A sea change for plastic pollution: new material biodegrades in ocean water

Published on by in Science

A sea change for plastic pollution: new material biodegrades in ocean water

Scientists at the University of California San Diego have developed new biodegradable materials that are designed to replace conventionally used plastic. After proving their polyurethane foams biodegrade in land-based composts, an interdisciplinary team of scientists including UC San Diego biologist Stephen Mayfield and chemists Michael Burkart and Robert "Skip" Pomeroy have now shown that the material biodegrades in seawater. The results are published in the journal  Science of the Total Environment.

The researchers are working to address a plastic pollution problem now described as a global environmental crisis. In 2010, researchers estimated that 8 billion kilograms of plastic enter the ocean in a single year, with a steep escalation predicted by 2025. Upon entering the ocean, plastic waste disrupts marine ecosystems, migrates to central locations and forms trash gyres such as the Great Pacific Garbage Patch, which covers an area more than 1.6 million square kilometers. These plastics never degrade, but rather break up into ever-smaller particles, eventually becoming microplastics that persist in the environment for centuries.
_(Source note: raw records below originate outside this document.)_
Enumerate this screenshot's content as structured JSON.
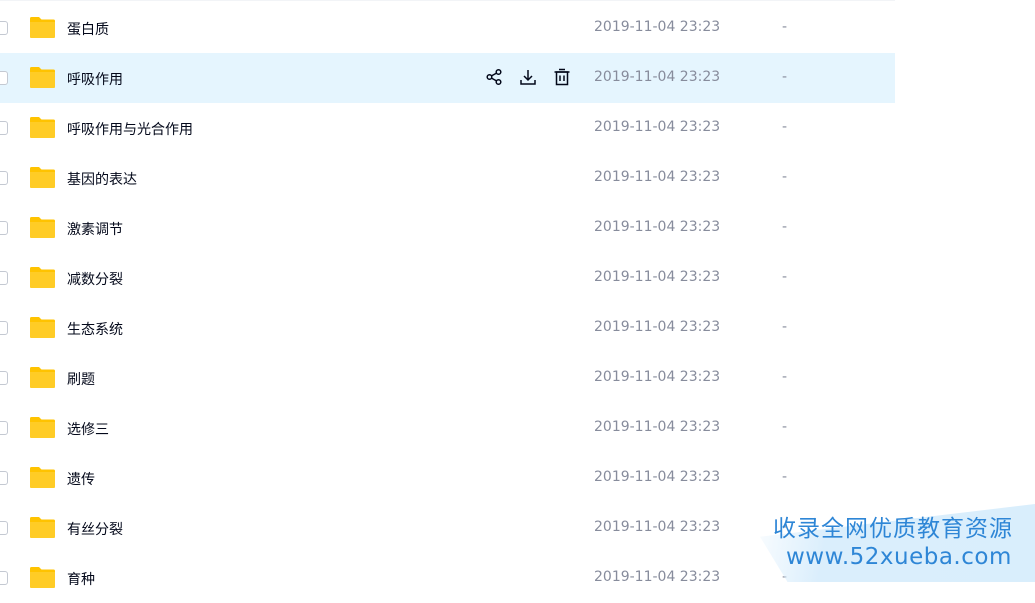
{
  "files": [
    {
      "name": "蛋白质",
      "modified": "2019-11-04 23:23",
      "size": "-"
    },
    {
      "name": "呼吸作用",
      "modified": "2019-11-04 23:23",
      "size": "-",
      "hover": true
    },
    {
      "name": "呼吸作用与光合作用",
      "modified": "2019-11-04 23:23",
      "size": "-"
    },
    {
      "name": "基因的表达",
      "modified": "2019-11-04 23:23",
      "size": "-"
    },
    {
      "name": "激素调节",
      "modified": "2019-11-04 23:23",
      "size": "-"
    },
    {
      "name": "减数分裂",
      "modified": "2019-11-04 23:23",
      "size": "-"
    },
    {
      "name": "生态系统",
      "modified": "2019-11-04 23:23",
      "size": "-"
    },
    {
      "name": "刷题",
      "modified": "2019-11-04 23:23",
      "size": "-"
    },
    {
      "name": "选修三",
      "modified": "2019-11-04 23:23",
      "size": "-"
    },
    {
      "name": "遗传",
      "modified": "2019-11-04 23:23",
      "size": "-"
    },
    {
      "name": "有丝分裂",
      "modified": "2019-11-04 23:23",
      "size": "-"
    },
    {
      "name": "育种",
      "modified": "2019-11-04 23:23",
      "size": "-"
    }
  ],
  "row_actions": [
    {
      "icon": "share-icon"
    },
    {
      "icon": "download-icon"
    },
    {
      "icon": "delete-icon"
    }
  ],
  "colors": {
    "folder": "#ffc300",
    "hover_row": "#e5f5fe",
    "date_text": "#878c9c",
    "watermark_text": "#2e86d6"
  },
  "watermark": {
    "line1": "收录全网优质教育资源",
    "line2": "www.52xueba.com"
  }
}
A sea change for plastic pollution: new material biodegrades in ocean water

The researchers studied polyurethane foams submerged at the Scripps Institution of Oceanography Pier. Credit: Samantha Clements, Scripps Institution of Oceanography, UC San Diego

Working with study coauthor Samantha Clements, a marine biologist and scientific diver at Scripps Institution of Oceanography, the UC San Diego researchers conducted a series of tests of their biodegradable polyurethane materials—currently used as foams in the first commercially available biodegradable shoes (sold by a spinoff company called Blueview)—at Scripps' Ellen Browning Scripps Memorial Pier and Experimental Aquarium. The pier's location provided scientists the access and a unique opportunity to test materials in the natural nearshore ecosystem, which is the exact environment where rogue plastics are most likely to end up.